Spectators stood on a platform which represented the deck of a steamship, complete with smoking funnels and steam whistles. In order to give it a rolling and pitching motion, it was mounted on a 5 m (16 ft) square iron frame on a gimbal. A combination of hydraulic cylinders, chains, and electric motors allowed the platform to pitch by up to 50 cm (20 inches) from horizontal, and to roll by up to 20 cm (8 inches).

The realism of the attraction derives both from the theme they represent and from the technology that puts passengers in the middle of things and the simulated movement. There was even a Mareorama that lasted half an hour and accommodated seven hundred spectators at a time, which offered a plausible itinerary to several ports. Among these we find a simulated voyage from Villefranche to Constantinople, passing by Sousse, Naples, and Venice.It was a sensory journey both in time and space.
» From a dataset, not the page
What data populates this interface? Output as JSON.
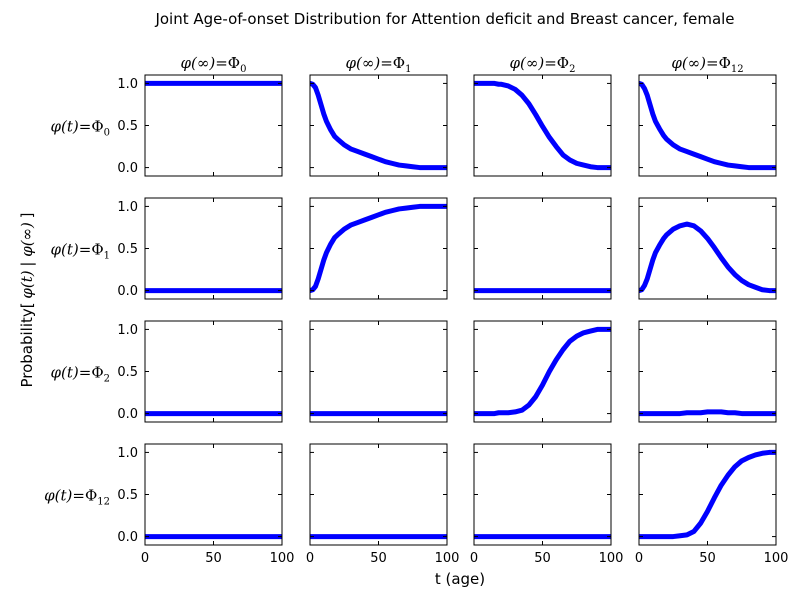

Mareorama, in that way, turned the spectators into "passengers" of a ship, since it simulated the emotion of traveling by sea with moving images, by consisting of a 33 m (around 108 ft) long replica of a steamship and 2 panoramas (one for the port side, one for the starboard) on large rollers.

== Optical illusion and reproduced sensation ==
 The sensation of approach and detachment is experienced in an effect of the kinematic telescope: the physical limit of the city, on the edge of the sea, becomes a frame that widens. An open visual space. The views of a city that follow the course of a river that traverses its architecture also provide a cinematic diversity of perspective and movement: a first view of the city from a distance, then it gets closer to your heart and, finally, it moves away. In the words of architectural historian Renzo Dubbini, as one moves with the flow of the current, "the view is regulated by a continuous flow of images that changes constantly. The observation point moves along a succession of the innumerable points of view that make up a geographical route ".

The different scenarios reproduced reality in different ways. Whether relying on the optical illusions generated by the spectators, making references to other realistic genres such as the wax museum, or mechanically simulating the movement with a motion platform. Or whereas, juxtaposing multiple forms by accumulation, such as painted panoramas, moving images or live performances. In order to add to the illusion of a sea voyage, fans created an ocean breeze, which whistled in the rigging. Lighting effects created day- and night-time, as well as flashes of lightning. There were also sounds of the ship's screw and the steam siren. Seaweed and tar provided an olfactory element of the simulation. Overall, the whole experience was complemented by actors portraying deck hands, rushing about, "ostensibly to help anyone who may suffer from mal de mer". Finally, to impact in all senses at once and obtain the most realistic effect possible, they also presented a symphony composed by H. Kowalski played by an orchestra that could not be seen while the images were represented in the Mareorama. In this way, the sensorial direction of the panorama was multiplied.

This is how a technological march towards an increasingly perfectly realistic reproduction was created and eventually, towards the invention of cinema. However, having said that, in the end the cinema ended up eclipsing the popularity of the panoramas in the early years of the 20th century.